Reverse Racism, Descriptive representation and Joe v. Margret
(I'm sorry if this is long, my real journal entry is longer).
I wrote my post this week on chapter 3 of the book our class is reading Teaching for Social Justice by Connie North. In one of the chapters one of the characters, Joe, acquires his social studies gig as a teacher and it is clear that he would not have gotten it if he wasn’t a minority. The district didn’t want a “blond, blue-eyed woman” despite the fact that she had masters in African American history and Joe did not. The idea of reverse racism is a prevalent one these days as I have heard some of my friends wonder if they actually have to fight harder because they are white, and some councilors joke about how colleges need minority students so that can make it more likely that a student who is a minority will be accepted into a school of their choice. I’m not sure where I stand with this issue. I am a political science major and last semester we talked about descriptive and substantive representation. In the first, constituents want their politician to not only stand up for their beliefs but also look like them, and in substantive constituents also want a representative who will advocate for their best interests, but the person doesn’t have to look like them.
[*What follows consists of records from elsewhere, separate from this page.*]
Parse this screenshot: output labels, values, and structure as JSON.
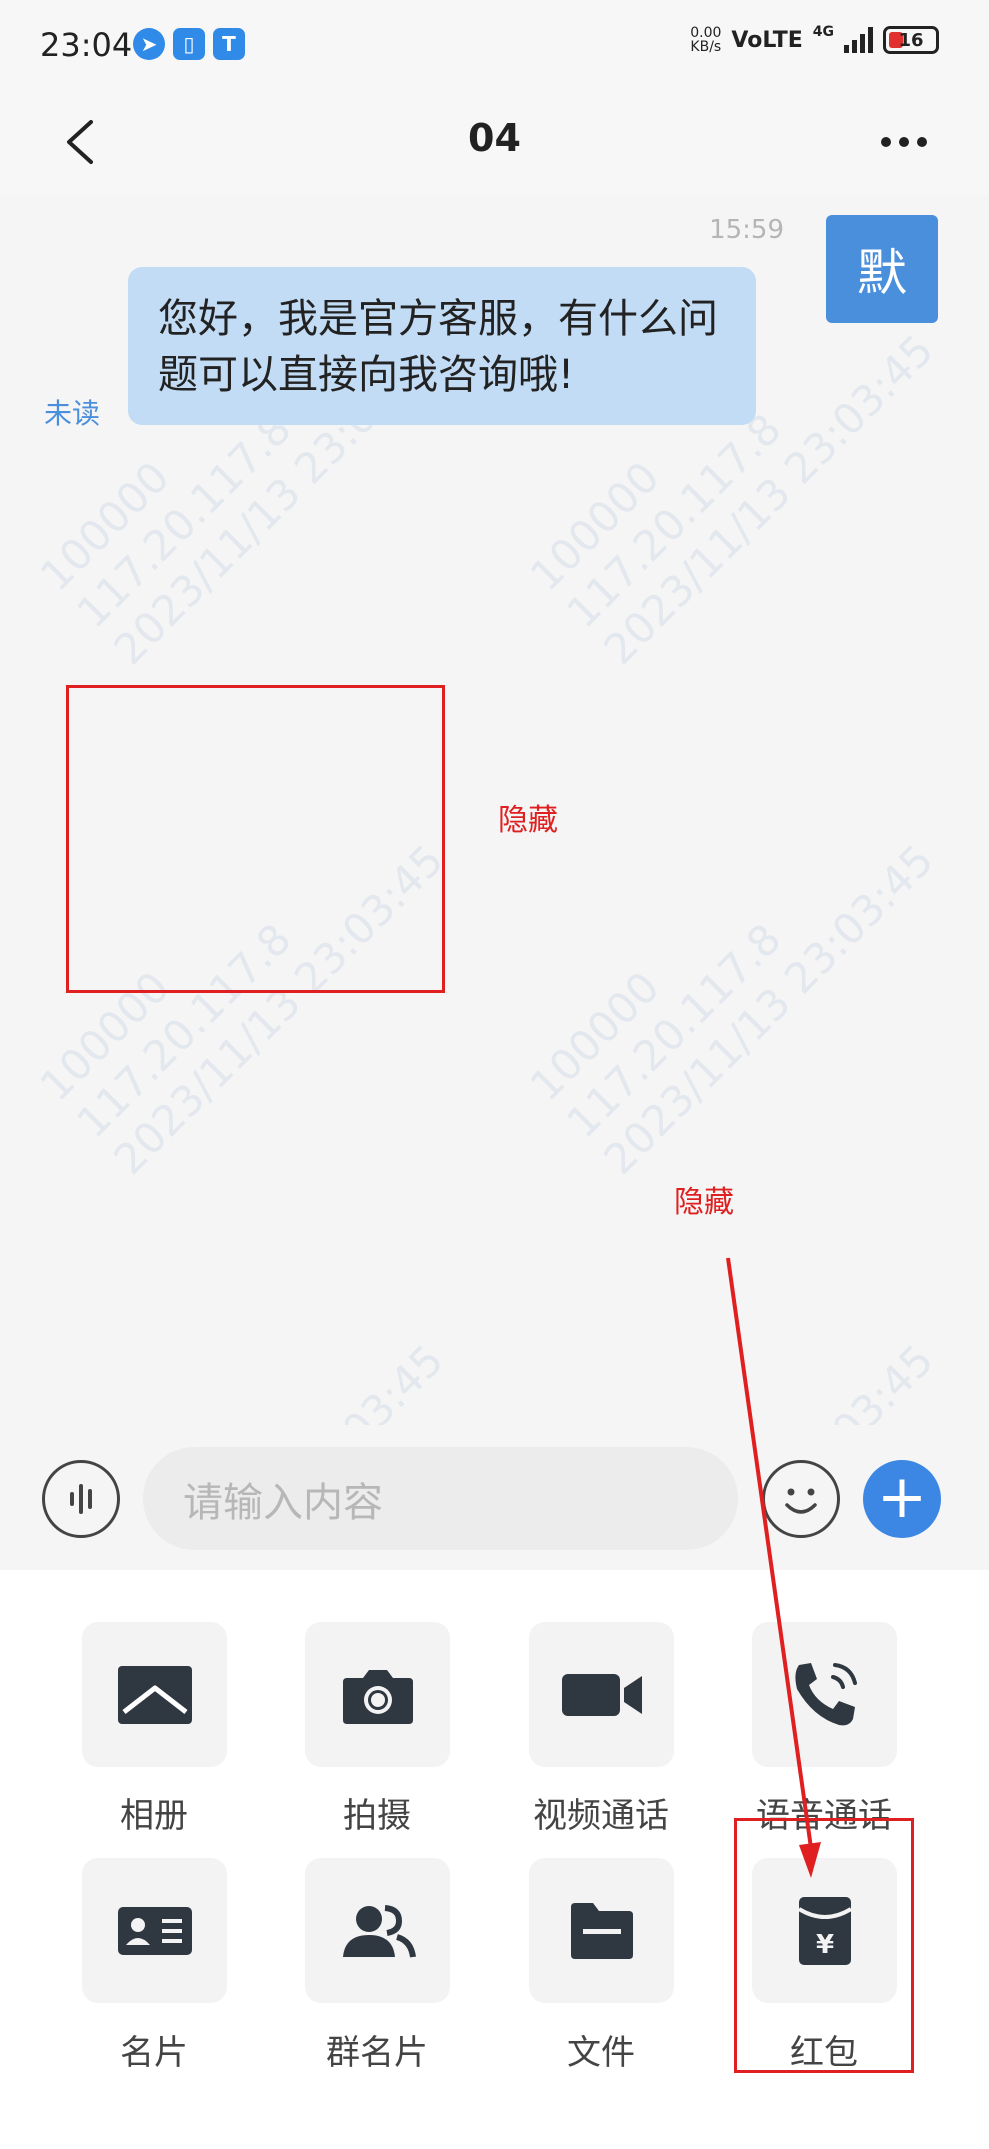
{
  "status_bar": {
    "time": "23:04",
    "network_speed_value": "0.00",
    "network_speed_unit": "KB/s",
    "volte": "VoLTE",
    "network_type": "4G",
    "battery": "16"
  },
  "nav": {
    "title": "04"
  },
  "chat": {
    "watermark_lines": [
      "100000",
      "117.20.117.8",
      "2023/11/13 23:03:45"
    ],
    "message": {
      "time": "15:59",
      "avatar_text": "默",
      "text_line1": "您好，我是官方客服，有什么问",
      "text_line2": "题可以直接向我咨询哦!",
      "status": "未读"
    },
    "annotations": {
      "hidden_label_1": "隐藏",
      "hidden_label_2": "隐藏"
    }
  },
  "input": {
    "placeholder": "请输入内容"
  },
  "panel": {
    "items": [
      {
        "label": "相册",
        "icon": "album-icon"
      },
      {
        "label": "拍摄",
        "icon": "camera-icon"
      },
      {
        "label": "视频通话",
        "icon": "video-call-icon"
      },
      {
        "label": "语音通话",
        "icon": "voice-call-icon"
      },
      {
        "label": "名片",
        "icon": "business-card-icon"
      },
      {
        "label": "群名片",
        "icon": "group-card-icon"
      },
      {
        "label": "文件",
        "icon": "file-icon"
      },
      {
        "label": "红包",
        "icon": "red-packet-icon"
      }
    ]
  },
  "colors": {
    "accent": "#3c86e4",
    "bubble": "#c3dcf5",
    "annotation": "#e02020",
    "icon_dark": "#2f3740"
  }
}
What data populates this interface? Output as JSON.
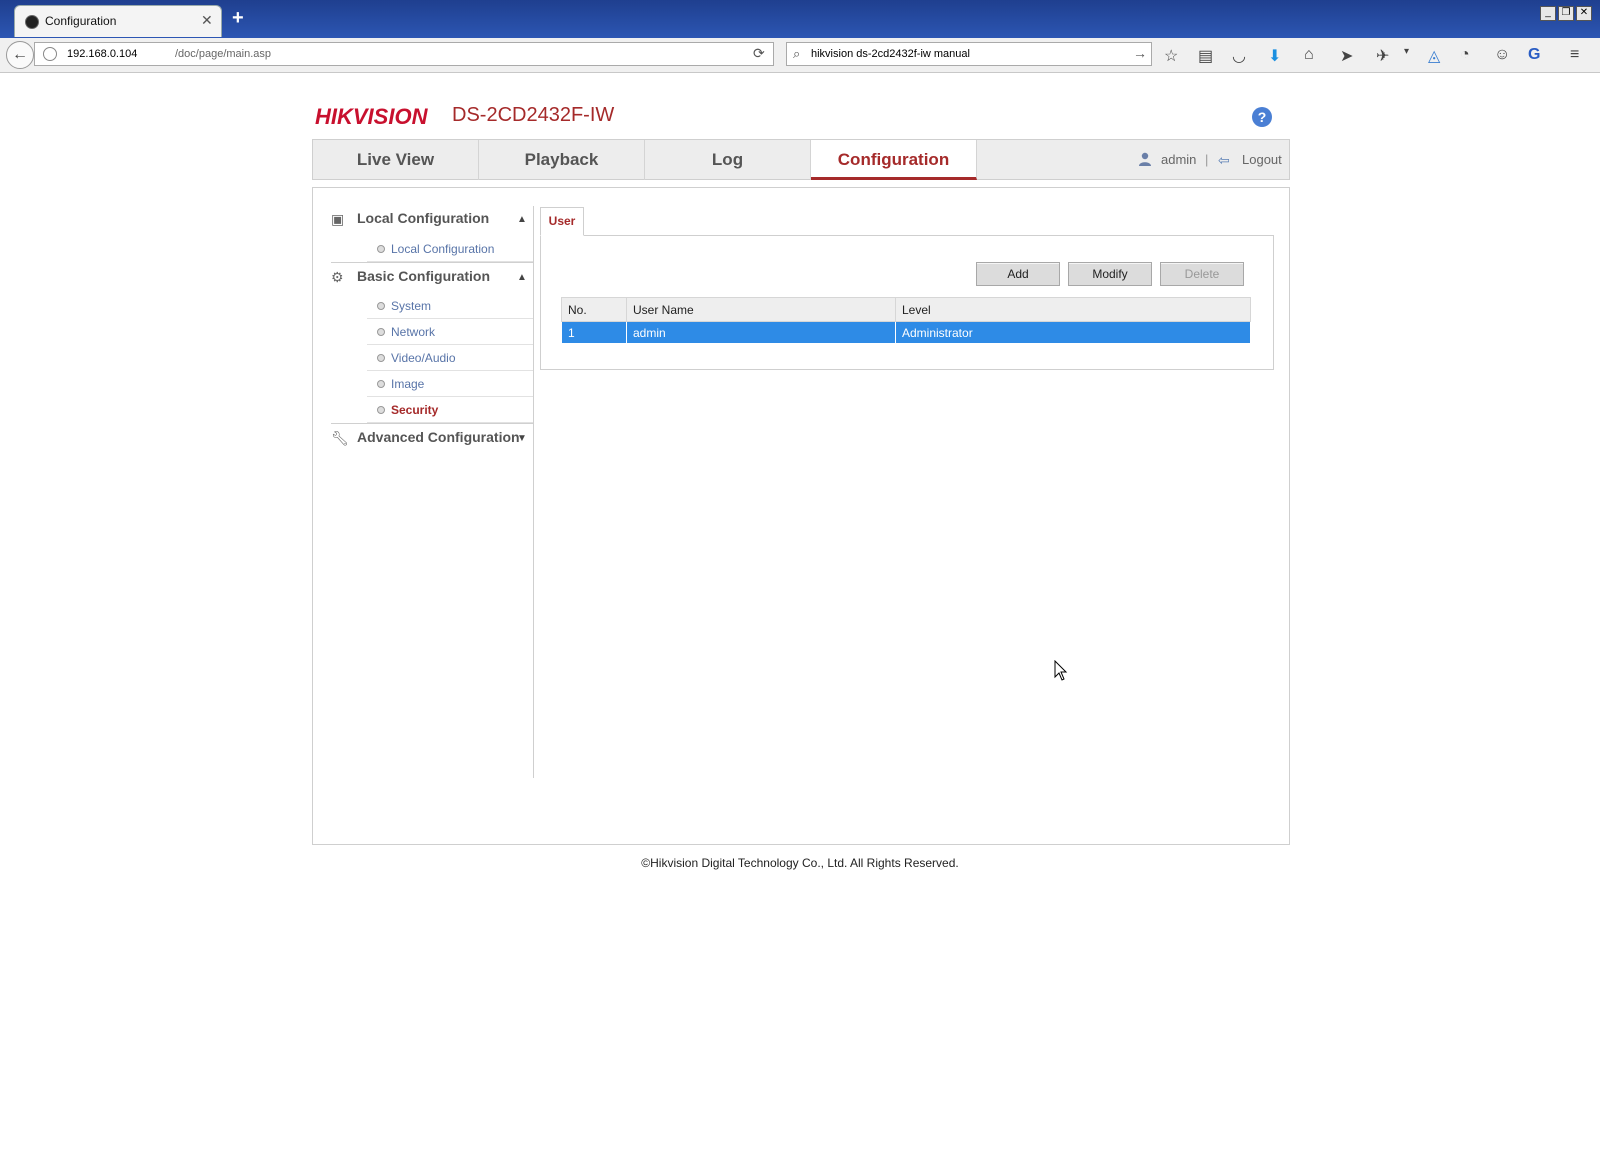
{
  "browser": {
    "tab_title": "Configuration",
    "url_host": "192.168.0.104",
    "url_path": "/doc/page/main.asp",
    "search_text": "hikvision ds-2cd2432f-iw manual"
  },
  "header": {
    "brand": "HIKVISION",
    "model": "DS-2CD2432F-IW"
  },
  "nav": {
    "tabs": [
      {
        "label": "Live View"
      },
      {
        "label": "Playback"
      },
      {
        "label": "Log"
      },
      {
        "label": "Configuration"
      }
    ],
    "active_tab": "Configuration",
    "user": "admin",
    "separator": "|",
    "logout": "Logout"
  },
  "sidebar": {
    "sections": [
      {
        "label": "Local Configuration",
        "items": [
          {
            "label": "Local Configuration"
          }
        ]
      },
      {
        "label": "Basic Configuration",
        "items": [
          {
            "label": "System"
          },
          {
            "label": "Network"
          },
          {
            "label": "Video/Audio"
          },
          {
            "label": "Image"
          },
          {
            "label": "Security"
          }
        ]
      },
      {
        "label": "Advanced Configuration",
        "items": []
      }
    ],
    "active_item": "Security"
  },
  "main": {
    "tab": "User",
    "buttons": {
      "add": "Add",
      "modify": "Modify",
      "delete": "Delete"
    },
    "table": {
      "columns": [
        "No.",
        "User Name",
        "Level"
      ],
      "rows": [
        [
          "1",
          "admin",
          "Administrator"
        ]
      ]
    }
  },
  "footer": "©Hikvision Digital Technology Co., Ltd. All Rights Reserved.",
  "colors": {
    "accent": "#a52a2a",
    "brand_red": "#c8102e",
    "selection_blue": "#2e8be6",
    "titlebar_blue": "#2c56b3"
  },
  "icons": [
    "back-icon",
    "reload-icon",
    "search-icon",
    "bookmark-star-icon",
    "help-icon",
    "user-icon",
    "logout-icon",
    "local-config-icon",
    "gear-icon",
    "wrench-icon"
  ]
}
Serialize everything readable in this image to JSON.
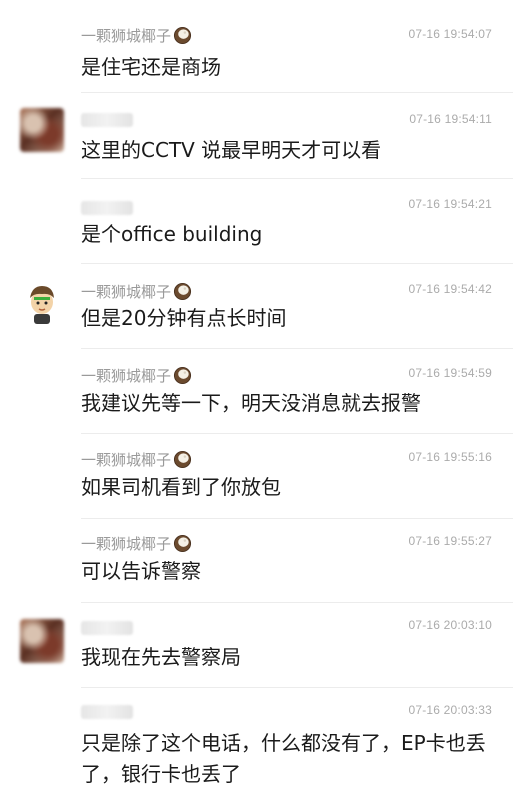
{
  "messages": [
    {
      "sender": "一颗狮城椰子",
      "sender_visible": true,
      "time": "07-16 19:54:07",
      "text": "是住宅还是商场",
      "avatar": "none"
    },
    {
      "sender": "",
      "sender_visible": false,
      "time": "07-16 19:54:11",
      "text": "这里的CCTV 说最早明天才可以看",
      "avatar": "blurred-photo"
    },
    {
      "sender": "",
      "sender_visible": false,
      "time": "07-16 19:54:21",
      "text": "是个office building",
      "avatar": "none"
    },
    {
      "sender": "一颗狮城椰子",
      "sender_visible": true,
      "time": "07-16 19:54:42",
      "text": "但是20分钟有点长时间",
      "avatar": "cartoon"
    },
    {
      "sender": "一颗狮城椰子",
      "sender_visible": true,
      "time": "07-16 19:54:59",
      "text": "我建议先等一下，明天没消息就去报警",
      "avatar": "none"
    },
    {
      "sender": "一颗狮城椰子",
      "sender_visible": true,
      "time": "07-16 19:55:16",
      "text": "如果司机看到了你放包",
      "avatar": "none"
    },
    {
      "sender": "一颗狮城椰子",
      "sender_visible": true,
      "time": "07-16 19:55:27",
      "text": "可以告诉警察",
      "avatar": "none"
    },
    {
      "sender": "",
      "sender_visible": false,
      "time": "07-16 20:03:10",
      "text": "我现在先去警察局",
      "avatar": "blurred-photo"
    },
    {
      "sender": "",
      "sender_visible": false,
      "time": "07-16 20:03:33",
      "text": "只是除了这个电话，什么都没有了，EP卡也丢了，银行卡也丢了",
      "avatar": "none"
    }
  ],
  "icons": {
    "badge": "coconut-icon"
  },
  "colors": {
    "sender": "#9a9a9a",
    "time": "#ababab",
    "text": "#1a1a1a",
    "divider": "#ececec"
  }
}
Both approaches have many merits; one state that it does not matter what a person looks like as long as they can fight for them, the other argues that in order to truly fight for the region, the person must look like the people there. This relates to one of the other teacher’s worries about how a white middle class woman can teach about racism in a classroom full of African American and Hispanic students. I wonder if it’s going backwards to state that just because someone doesn’t look like a group of people that person can’t do a great job of advocating for them. Yet, the issue of power, having role models that look like you and the realities of discrimination, racism, and how those two effect one’s way of living in ways others can only sympathize with is a powerful one. The past still has ramifications on today and we are still not equal enough that we can afford to be colorblind. This does not give anyone the right to be racist, but it does mean that if the world is still run by white males, not matter how well meaning, the world will not be able to change because certain voices will be present. I don’t know why that is, I just know that it’s true. Historians always analyze who is present, but more importantly, who is not, and in America, there aren’t that many women or minorities present in places of power and this means something. What it means, I’m not sure of, but I really think it means something.